The aforementioned lack of detail is a real weakness. As previously mentioned, the violence and the fire are relayed to the audience by speech. There is also no description of the restaurant or the factory. Even worse, for a book about voodoo, it is disappointing that the actual rites and ceremonies are not described. Rather than having these things talked about in casual conversation, actually showing them visually bulks up the writing, fills in the blank spaces, and makes the story more complete. It allows the audience to experience these events emotionally and creates depth by drawing us into the environment and the action. If the characters only talk about these things than we just move on to the next page without really connecting with them in our imagination.

The other big problem is that Reed introduces too many ideas but never follows through on them. The different characters all represent different aspects of the African-American community but they are little more than hollow receptacles of ideas. What they symbolize is obvious but beyond the symbolism they have no life of their own. With such underdeveloped characters and themes, it is hard to tell if Ishmael Reed is being fair in his critique or not. You can find plenty of things to criticize in the Black bourgeoisie, the Back to Africa ideal, the gangster, the Black Power movement, and the feminists but there are a lot of things those people got right too. By not addressing all sides of these issues, the author does a disservice to his claims by making his criticism look shallow, uninformed, and rudimentary.

The Last Days of Louisiana Red is the follow up novel to Ishmael Reed’s most celebrated work Mumbo Jumbo, a novel that deserves all the praise it gets. The main idea of that book is that if white people stand back and give African-American people enough space then their culture will grow and thrive. I think the main idea of The Last Days of Louisiana Red is that, now that Black people have sufficient space to grow and thrive, they have to deal with some problems internal to the Black community. Notice how prominent a role the white people play in Mumbo Jumbo and how marginal the white people are in Louisiana Red. Reed has progressed to a new set of parameters here. But this latter novel is less successful because he introduces too much information into those parameters.

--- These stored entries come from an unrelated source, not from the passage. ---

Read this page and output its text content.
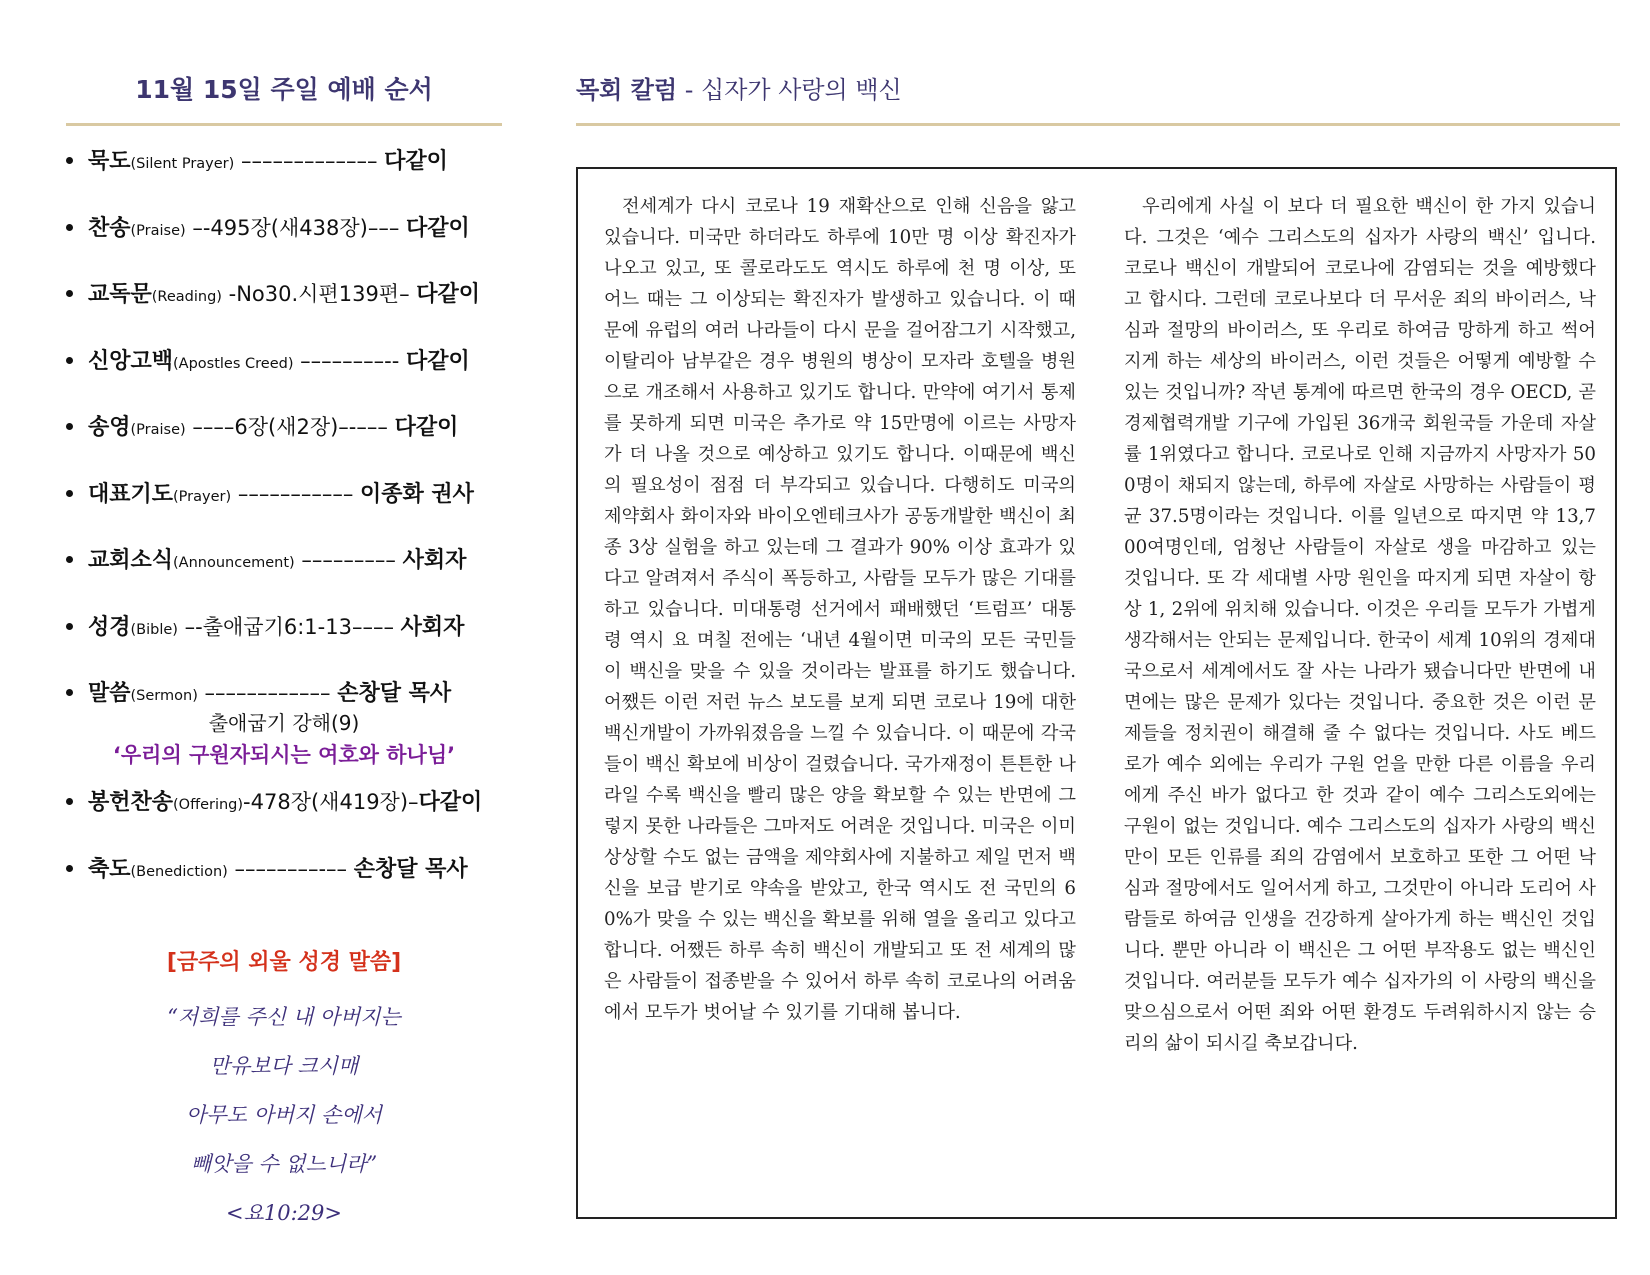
11월 15일 주일 예배 순서
묵도(Silent Prayer) ––––––––––––– 다같이
찬송(Praise) –-495장(새438장)––– 다같이
교독문(Reading) -No30.시편139편– 다같이
신앙고백(Apostles Creed) ––––––––-- 다같이
송영(Praise) ––––6장(새2장)–-––– 다같이
대표기도(Prayer) ––––––––––– 이종화 권사
교회소식(Announcement) ––––––––– 사회자
성경(Bible) –-출애굽기6:1-13–––– 사회자
말씀(Sermon) –––––––––––– 손창달 목사
출애굽기 강해(9)
‘우리의 구원자되시는 여호와 하나님’
봉헌찬송(Offering)-478장(새419장)–다같이
축도(Benediction) ––––––––-–– 손창달 목사
[금주의 외울 성경 말씀]
“저희를 주신 내 아버지는
만유보다 크시매
아무도 아버지 손에서
빼앗을 수 없느니라”
<요10:29>
목회 칼럼 - 십자가 사랑의 백신
전세계가 다시 코로나 19 재확산으로 인해 신음을 앓고 있습니다. 미국만 하더라도 하루에 10만 명 이상 확진자가 나오고 있고, 또 콜로라도도 역시도 하루에 천 명 이상, 또 어느 때는 그 이상되는 확진자가 발생하고 있습니다. 이 때문에 유럽의 여러 나라들이 다시 문을 걸어잠그기 시작했고, 이탈리아 남부같은 경우 병원의 병상이 모자라 호텔을 병원으로 개조해서 사용하고 있기도 합니다. 만약에 여기서 통제를 못하게 되면 미국은 추가로 약 15만명에 이르는 사망자가 더 나올 것으로 예상하고 있기도 합니다. 이때문에 백신의 필요성이 점점 더 부각되고 있습니다. 다행히도 미국의 제약회사 화이자와 바이오엔테크사가 공동개발한 백신이 최종 3상 실험을 하고 있는데 그 결과가 90% 이상 효과가 있다고 알려져서 주식이 폭등하고, 사람들 모두가 많은 기대를 하고 있습니다. 미대통령 선거에서 패배했던 ‘트럼프’ 대통령 역시 요 며칠 전에는 ‘내년 4월이면 미국의 모든 국민들이 백신을 맞을 수 있을 것이라는 발표를 하기도 했습니다. 어쨌든 이런 저런 뉴스 보도를 보게 되면 코로나 19에 대한 백신개발이 가까워졌음을 느낄 수 있습니다. 이 때문에 각국들이 백신 확보에 비상이 걸렸습니다. 국가재정이 튼튼한 나라일 수록 백신을 빨리 많은 양을 확보할 수 있는 반면에 그렇지 못한 나라들은 그마저도 어려운 것입니다. 미국은 이미 상상할 수도 없는 금액을 제약회사에 지불하고 제일 먼저 백신을 보급 받기로 약속을 받았고, 한국 역시도 전 국민의 60%가 맞을 수 있는 백신을 확보를 위해 열을 올리고 있다고 합니다. 어쨌든 하루 속히 백신이 개발되고 또 전 세계의 많은 사람들이 접종받을 수 있어서 하루 속히 코로나의 어려움에서 모두가 벗어날 수 있기를 기대해 봅니다.
우리에게 사실 이 보다 더 필요한 백신이 한 가지 있습니다. 그것은 ‘예수 그리스도의 십자가 사랑의 백신’ 입니다. 코로나 백신이 개발되어 코로나에 감염되는 것을 예방했다고 합시다. 그런데 코로나보다 더 무서운 죄의 바이러스, 낙심과 절망의 바이러스, 또 우리로 하여금 망하게 하고 썩어지게 하는 세상의 바이러스, 이런 것들은 어떻게 예방할 수 있는 것입니까? 작년 통계에 따르면 한국의 경우 OECD, 곧 경제협력개발 기구에 가입된 36개국 회원국들 가운데 자살률 1위였다고 합니다. 코로나로 인해 지금까지 사망자가 500명이 채되지 않는데, 하루에 자살로 사망하는 사람들이 평균 37.5명이라는 것입니다. 이를 일년으로 따지면 약 13,700여명인데, 엄청난 사람들이 자살로 생을 마감하고 있는 것입니다. 또 각 세대별 사망 원인을 따지게 되면 자살이 항상 1, 2위에 위치해 있습니다. 이것은 우리들 모두가 가볍게 생각해서는 안되는 문제입니다. 한국이 세계 10위의 경제대국으로서 세계에서도 잘 사는 나라가 됐습니다만 반면에 내면에는 많은 문제가 있다는 것입니다. 중요한 것은 이런 문제들을 정치권이 해결해 줄 수 없다는 것입니다. 사도 베드로가 예수 외에는 우리가 구원 얻을 만한 다른 이름을 우리에게 주신 바가 없다고 한 것과 같이 예수 그리스도외에는 구원이 없는 것입니다. 예수 그리스도의 십자가 사랑의 백신만이 모든 인류를 죄의 감염에서 보호하고 또한 그 어떤 낙심과 절망에서도 일어서게 하고, 그것만이 아니라 도리어 사람들로 하여금 인생을 건강하게 살아가게 하는 백신인 것입니다. 뿐만 아니라 이 백신은 그 어떤 부작용도 없는 백신인 것입니다. 여러분들 모두가 예수 십자가의 이 사랑의 백신을 맞으심으로서 어떤 죄와 어떤 환경도 두려워하시지 않는 승리의 삶이 되시길 축보갑니다.
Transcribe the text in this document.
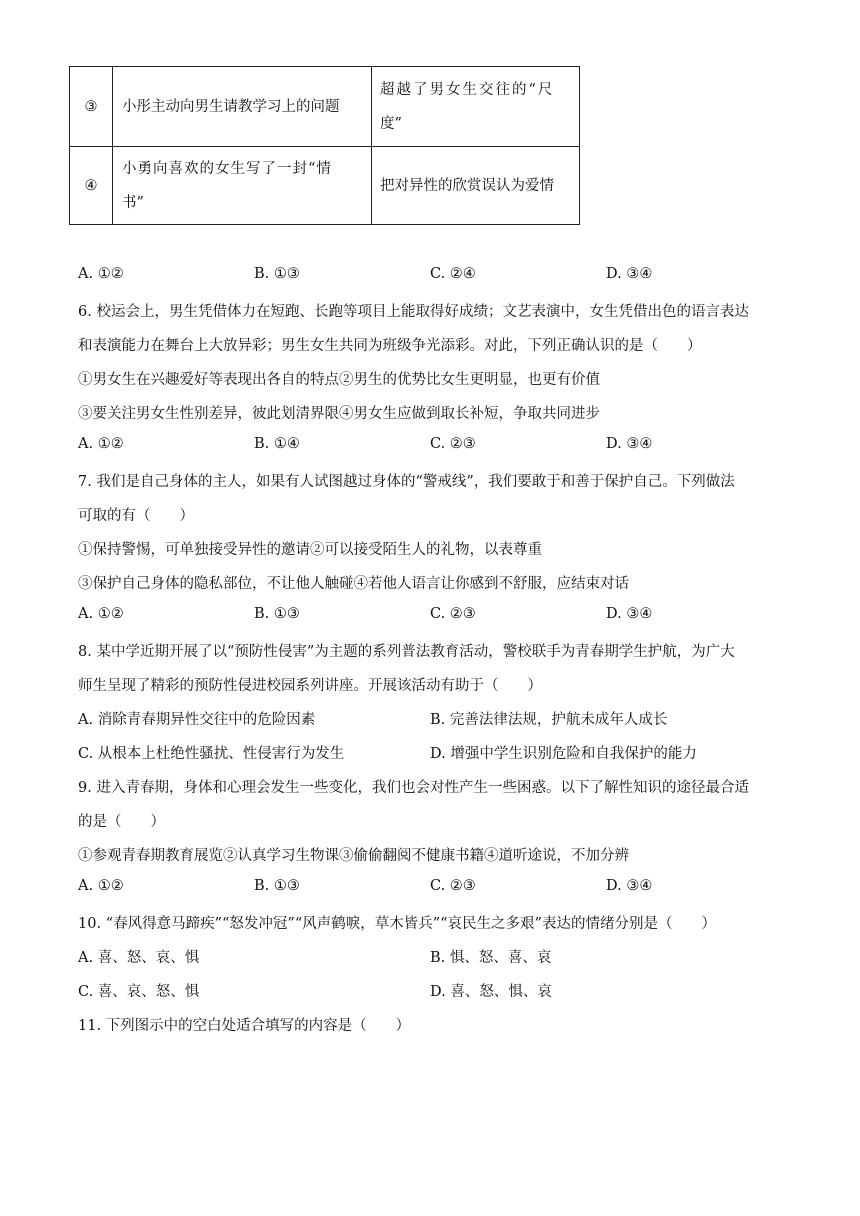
③	小彤主动向男生请教学习上的问题	超越了男女生交往的“尺
度”

④	小勇向喜欢的女生写了一封“情
书”	把对异性的欣赏误认为爱情
A. ①②	B. ①③	C. ②④	D. ③④
6. 校运会上，男生凭借体力在短跑、长跑等项目上能取得好成绩；文艺表演中，女生凭借出色的语言表达
和表演能力在舞台上大放异彩；男生女生共同为班级争光添彩。对此，下列正确认识的是（　　）
①男女生在兴趣爱好等表现出各自的特点②男生的优势比女生更明显，也更有价值
③要关注男女生性别差异，彼此划清界限④男女生应做到取长补短，争取共同进步
A. ①②	B. ①④	C. ②③	D. ③④
7. 我们是自己身体的主人，如果有人试图越过身体的“警戒线”，我们要敢于和善于保护自己。下列做法
可取的有（　　）
①保持警惕，可单独接受异性的邀请②可以接受陌生人的礼物，以表尊重
③保护自己身体的隐私部位，不让他人触碰④若他人语言让你感到不舒服，应结束对话
A. ①②	B. ①③	C. ②③	D. ③④
8. 某中学近期开展了以“预防性侵害”为主题的系列普法教育活动，警校联手为青春期学生护航，为广大
师生呈现了精彩的预防性侵进校园系列讲座。开展该活动有助于（　　）
A. 消除青春期异性交往中的危险因素	B. 完善法律法规，护航未成年人成长
C. 从根本上杜绝性骚扰、性侵害行为发生	D. 增强中学生识别危险和自我保护的能力
9. 进入青春期，身体和心理会发生一些变化，我们也会对性产生一些困惑。以下了解性知识的途径最合适
的是（　　）
①参观青春期教育展览②认真学习生物课③偷偷翻阅不健康书籍④道听途说，不加分辨
A. ①②	B. ①③	C. ②③	D. ③④
10. “春风得意马蹄疾”“怒发冲冠”“风声鹤唳，草木皆兵”“哀民生之多艰”表达的情绪分别是（　　）
A. 喜、怒、哀、惧	B. 惧、怒、喜、哀
C. 喜、哀、怒、惧	D. 喜、怒、惧、哀
11. 下列图示中的空白处适合填写的内容是（　　）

It is like a chef making a pot of gumbo and using every ingredient he finds in the kitchen so that no individual flavor stands out and whatever is there in the pot doesn’t blend in with everything else. Reed could have left a lot of the content out to give more room for the important ideas to take hold or he could have expanded the novel to three times its length to fully develop everything he introduces. Otherwise, he does raise a legitimate issue, that of some members of the African-American community working against its greater interests. even if Some of his criticisms, particularly of feminism, are not entirely justified. I like to think that Reed is too good an author to write this kind of book since he certainly showed what he is capable of in Mumbo Jumbo, but in comparison this just ends up being another novel that doesn’t live up to its potential.